Auf allen Kontinenten wächst die Zahl der Smart Cities. Angetrieben durch demografischen Wandel und Verstädterung – 2050 sollen rund 70% aller Menschen in Städten leben - sind die Kommunen auf der Suche nach neuen Konzepten für niedrigen Energieverbrauch und eine moderne Infrastruktur, die dem Einwohnerzuwachs standhält.

So prognostiziert IDC den Vormarsch der Smart City mit Voraussagen für 2014: Die Städte werden 15 bis 20% ihrer IT-Aufwendungen in die Cloud stecken, die Investitionen in Internet-of-Things als ‚Enabler Technologie‘ auf weltweit 265 Mrd. US$ ansteigen, und 45% aller Big-Data-Anwendungen werden sich auf die Bereiche finanzielle Entwicklung, Öffentliche Sicherheit und Transport konzentrieren. (Quelle: IDC Government Insights Releases Top 10 Worldwide Smart Cities Predictions for 2014)

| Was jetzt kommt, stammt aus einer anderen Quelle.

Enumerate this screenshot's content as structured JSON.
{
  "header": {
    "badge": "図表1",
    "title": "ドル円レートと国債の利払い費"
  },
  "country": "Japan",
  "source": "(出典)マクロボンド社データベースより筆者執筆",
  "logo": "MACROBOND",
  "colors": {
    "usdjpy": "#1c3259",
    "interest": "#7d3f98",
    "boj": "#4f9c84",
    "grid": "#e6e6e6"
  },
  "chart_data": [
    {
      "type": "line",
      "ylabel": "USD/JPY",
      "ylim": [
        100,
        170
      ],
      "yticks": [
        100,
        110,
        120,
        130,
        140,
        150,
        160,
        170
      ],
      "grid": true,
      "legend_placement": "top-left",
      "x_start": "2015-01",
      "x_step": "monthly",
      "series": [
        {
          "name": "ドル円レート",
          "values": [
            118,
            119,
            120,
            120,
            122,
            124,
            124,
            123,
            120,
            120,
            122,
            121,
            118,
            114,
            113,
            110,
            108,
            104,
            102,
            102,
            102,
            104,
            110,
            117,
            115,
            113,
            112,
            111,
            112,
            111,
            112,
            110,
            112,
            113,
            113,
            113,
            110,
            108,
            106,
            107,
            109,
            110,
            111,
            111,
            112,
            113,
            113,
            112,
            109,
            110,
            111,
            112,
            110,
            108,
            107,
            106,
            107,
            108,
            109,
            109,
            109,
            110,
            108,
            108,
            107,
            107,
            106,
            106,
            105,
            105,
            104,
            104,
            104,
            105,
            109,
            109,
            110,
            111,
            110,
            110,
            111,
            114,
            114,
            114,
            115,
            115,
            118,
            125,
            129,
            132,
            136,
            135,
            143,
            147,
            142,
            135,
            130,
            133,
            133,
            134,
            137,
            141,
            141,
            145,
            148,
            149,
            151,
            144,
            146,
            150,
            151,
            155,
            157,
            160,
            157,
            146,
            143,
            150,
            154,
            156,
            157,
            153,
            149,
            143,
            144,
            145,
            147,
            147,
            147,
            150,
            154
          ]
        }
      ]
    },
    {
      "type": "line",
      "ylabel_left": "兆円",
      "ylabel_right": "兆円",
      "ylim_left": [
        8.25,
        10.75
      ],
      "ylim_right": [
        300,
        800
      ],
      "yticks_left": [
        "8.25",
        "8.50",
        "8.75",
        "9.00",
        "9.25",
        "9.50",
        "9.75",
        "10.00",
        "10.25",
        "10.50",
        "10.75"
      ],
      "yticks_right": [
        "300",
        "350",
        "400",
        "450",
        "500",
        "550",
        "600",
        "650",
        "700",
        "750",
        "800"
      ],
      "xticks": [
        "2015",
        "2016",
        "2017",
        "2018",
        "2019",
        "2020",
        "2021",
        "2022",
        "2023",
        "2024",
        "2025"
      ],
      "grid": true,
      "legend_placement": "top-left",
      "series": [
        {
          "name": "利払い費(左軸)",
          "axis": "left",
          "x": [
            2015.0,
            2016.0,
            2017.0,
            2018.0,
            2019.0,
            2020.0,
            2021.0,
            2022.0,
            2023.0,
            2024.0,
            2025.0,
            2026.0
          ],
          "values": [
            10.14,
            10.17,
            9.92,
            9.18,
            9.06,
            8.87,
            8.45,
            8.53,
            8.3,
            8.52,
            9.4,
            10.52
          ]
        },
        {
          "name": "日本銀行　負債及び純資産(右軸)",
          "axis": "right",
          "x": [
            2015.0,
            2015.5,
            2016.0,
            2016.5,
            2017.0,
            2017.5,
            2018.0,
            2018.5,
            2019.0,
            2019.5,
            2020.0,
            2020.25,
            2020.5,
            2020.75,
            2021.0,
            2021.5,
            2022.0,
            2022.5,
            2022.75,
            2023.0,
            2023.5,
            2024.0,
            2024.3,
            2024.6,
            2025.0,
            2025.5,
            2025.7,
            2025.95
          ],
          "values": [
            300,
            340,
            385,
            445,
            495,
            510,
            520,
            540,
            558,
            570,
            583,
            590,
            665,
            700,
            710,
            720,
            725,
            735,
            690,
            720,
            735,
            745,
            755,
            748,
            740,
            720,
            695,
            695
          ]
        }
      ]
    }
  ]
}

Kopenhagen, Vorreiter bei den Smart Cities

Zu den Smart-City-Vorreitern in Europa zählt Kopenhagen. Bis 2025 möchte die dänische Metropole als erste Hauptstadt der Welt klimaneutral sein. Das bedeutet: Die Stadt stößt nur so viel CO2 und andere Klimagase aus, wie sie selbst in Parks und mit Technik binden kann, und produziert so viel grüne Energie, dass auch das Umland davon profitiert.

Mit weniger als zwei Tonnen pro Kopf hat sie bereits heute den geringsten Kohlenstoff-Gesamtausstoß weltweit. Dahinter steht eine Kombination aus Energieeinsparungen und Umrüstungen auf erneuerbare Energien. So konnten die CO2-Emissionen auf 40%, das Doppelte des für 2015 veranschlagten Zwischenziels, gesenkt werden.

Um das zu erreichen, hat Kopenhagen einen Klimaplan 2025 mit vielen Sustainability Projekten ins Leben gerufen, der u.a. die Nutzung von klimafreundlicher Fernwärme, Stromproduktion über Windanlagen, die Reduzierung des Energieverbrauchs in Gebäuden, die effizientere Beleuchtung und ein ausgeklügeltes Verkehrssystem umfasst. Welche große Rolle dabei neue Technologien und damit elektronische Bauelemente spielen, zeigen nachfolgende Bespiele.

Street-Light-Projekt: LED-Leuchten mit IP-Adresse

Rund die Hälfte der bestehenden Straßenleuchten – konkret 20.000 Lampen und 8.000 Leuchtenmasten – sollen in einem Zeitraum von nur 26 Monaten gegen energieeffiziente LED-basierte Leuchten ausgetauscht werden, die untereinander vernetzt sind.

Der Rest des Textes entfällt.